Gastkommentar: Der falsche Mann

Bundesfinanzminister Peer Steinbrück wird zum nationalen Problemminister. Immer wieder muss er sich selbst korrigieren, lernt nicht dazu und macht seine arrogante Attitüde zu seinem Markenzeichen.

„Das Bundesverfassungsgericht wird unseren Kurs bei der Pendlerpauschale bestätigen“, tönte er noch vor Kurzem selbstsicher, als sitze er persönlich im erlauchten Kreis der Verfassungsrichter und kenne bereits deren Schlussfolgerungen. Und selbst nach dem pendlerfreundlichen Urteil bleibt er dabei, dass die Richter dann wohl geirrt haben müssen. Der britischen Regierung gibt er gute Ratschläge zur Krisenbewältigung und macht damit einen großen Fehler, der die Briten nicht nur gegen ihn selbst aufbringt, sondern alte Ressentiments gegen die Deutschen aufleben lässt. „The Reich is back“, war in einer Zeitung zu lesen. Steinbrück ist der Überzeugung, dass alle anderen Politiker, Wirtschaftsfachleute, Topexperten, ja selbst Nobelpreisträger irren, nur er weiß, wie es richtig geht. Fatal: Die Kanzlerin folgt ihm in blindem Vertrauen und eigener Urteilslosigkeit.

Es ist schon ein besonderer Beweis politischer Kunstfertigkeit, die eindeutige Klatsche vom Bundesverfassungsgericht flugs in eine Art Konjunkturprogramm umzudeuteln, fast so, als wäre das alles vom Merkel-Steinbrück-Team von langer Hand geplant gewesen. Es ist eben kein Konjunkturprogramm, sondern schlicht die Rückgabe verfassungswidrig vereinnahmter Gelder, die den Bürgern gehörten, die vom Staat in Summe in einer Weise abgezockt werden, dass es einem graust. Vor etwa 30 Jahren waren in Deutschland drei Prozent in der höchsten Steuerklasse, heute sind es über 85 Prozent der Menschen, die arbeiten. Dass da was nicht stimmen kann, muss auch dem Steuerlaien einleuchten. Tatsächlich werden in etwa fünf bis acht Jahren alle Einkommensempfänger in den Spitzensteuersatz rutschen, sagen die Fachleute, die das Phänomen „kalte Progression“ nennen. Denn die Steuerprogression wird nicht der Geldentwertung angepasst. Mathematisch eigentlich ein Unding. Alle Regierungen haben diese automatische Steuererhöhung, die nie als solche in den Zeitungen steht, genutzt, um mehr Geld ausgeben zu können. Jede Regierung hat geschworen, diese Art der Steuererhöhung abschaffen zu wollen – gemacht hat es keine.

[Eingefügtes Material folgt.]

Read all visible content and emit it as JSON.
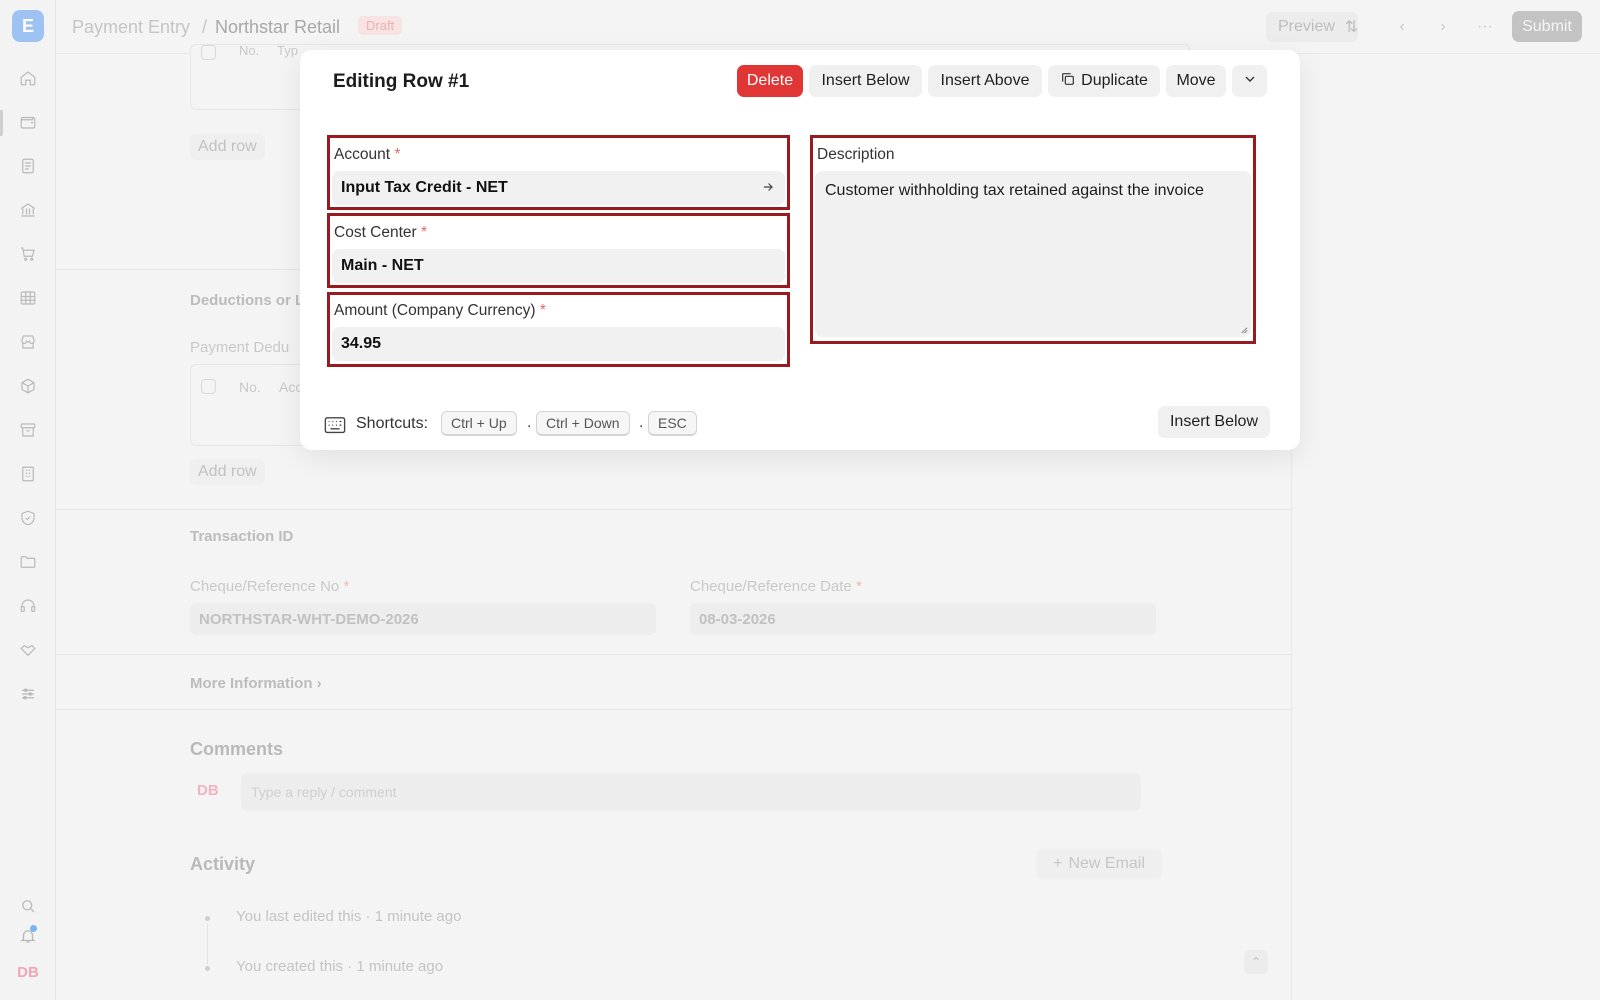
{
  "app": {
    "logo_letter": "E"
  },
  "breadcrumb": {
    "doctype": "Payment Entry",
    "separator": "/",
    "name": "Northstar Retail",
    "status": "Draft"
  },
  "topbar": {
    "preview_label": "Preview",
    "submit_label": "Submit",
    "more_label": "···"
  },
  "background": {
    "table1_header": {
      "no": "No.",
      "type": "Typ"
    },
    "add_row_label": "Add row",
    "deductions_heading": "Deductions or L",
    "payment_deductions_label": "Payment Dedu",
    "table2_header": {
      "no": "No.",
      "account": "Acc"
    },
    "transaction_heading": "Transaction ID",
    "cheque_no_label": "Cheque/Reference No",
    "cheque_no_value": "NORTHSTAR-WHT-DEMO-2026",
    "cheque_date_label": "Cheque/Reference Date",
    "cheque_date_value": "08-03-2026",
    "more_info_label": "More Information",
    "comments_heading": "Comments",
    "comment_avatar": "DB",
    "comment_placeholder": "Type a reply / comment",
    "activity_heading": "Activity",
    "new_email_label": "New Email",
    "activity_items": [
      "You last edited this · 1 minute ago",
      "You created this · 1 minute ago"
    ],
    "user_avatar": "DB",
    "required_mark": "*"
  },
  "modal": {
    "title": "Editing Row #1",
    "actions": {
      "delete": "Delete",
      "insert_below": "Insert Below",
      "insert_above": "Insert Above",
      "duplicate": "Duplicate",
      "move": "Move"
    },
    "fields": {
      "account": {
        "label": "Account",
        "value": "Input Tax Credit - NET"
      },
      "cost_center": {
        "label": "Cost Center",
        "value": "Main - NET"
      },
      "amount": {
        "label": "Amount (Company Currency)",
        "value": "34.95"
      },
      "description": {
        "label": "Description",
        "value": "Customer withholding tax retained against the invoice"
      }
    },
    "required_mark": "*",
    "shortcuts": {
      "label": "Shortcuts:",
      "keys": [
        "Ctrl + Up",
        "Ctrl + Down",
        "ESC"
      ],
      "separator": "."
    },
    "footer_insert_below": "Insert Below"
  },
  "colors": {
    "danger": "#e03636",
    "highlight_border": "#9a1b1f",
    "required": "#e66a6a"
  }
}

Dass Minister Steinbrück der falsche Mann ist, sehen viele so. Selbst in der Regierungskoalition. Der Affront Großbritannien gegenüber dürfte auch der Kanzlerin missfallen. Sie, die immer auf Harmonie und Kompromisse setzt, spürt jetzt den kalten Wind der Feindseligkeit. Diplomatisch verbrämt zwar, aber deutlich genug. Jetzt hat sich sogar der Wirtschafts-Nobelpreisträger Paul Krugman zu Wort gemeldet und der Bundesregierung, ganz besonders Steinbrück, Dummheit vorgeworfen. Die Bundesregierung sehe tatenlos zu, wie die Weltwirtschaft abstürze. Den Sturzflug abzumildern, sei in jedem Fall Aufgabe der Regierung. Krugmann kritisiert zu Recht, dass Steinbrück/Merkel sich einer internationalen Koordination verweigern. Deutschland habe eine höhere Verantwortung für Europa und verhindere eine wirksame gesamteuropäische Antwort auf den Abschwung. Deutschland trage damit erheblich zum globalen Abschwung bei. Deswegen, so der Nobelpreisträger, vervielfache sich der Effekt der „Dummheit der gegenwärtigen deutschen Regierung“.

Krugman ist nicht das Bundesverfassungsgericht. Aber wie für dieses hat Steinbrück auch für den Wirtschaftswissenschaftler nur arroganten Hohn übrig. Ein Finanzminister, der resigniert und sagt: „Die Rezession ist unvermeidbar“, hat eigentlich schon seinen Eid gebrochen, Schaden vom deutschen Volke abzuwenden. Sich dem Jammern hinzugeben und zu sagen, wir können eh nichts tun, ist nicht das, was man von einem Minister erwartet. Es wird Zeit, dass die Kanzlerin sich andere Berater sucht. Steinbrück ist der falsche Mann.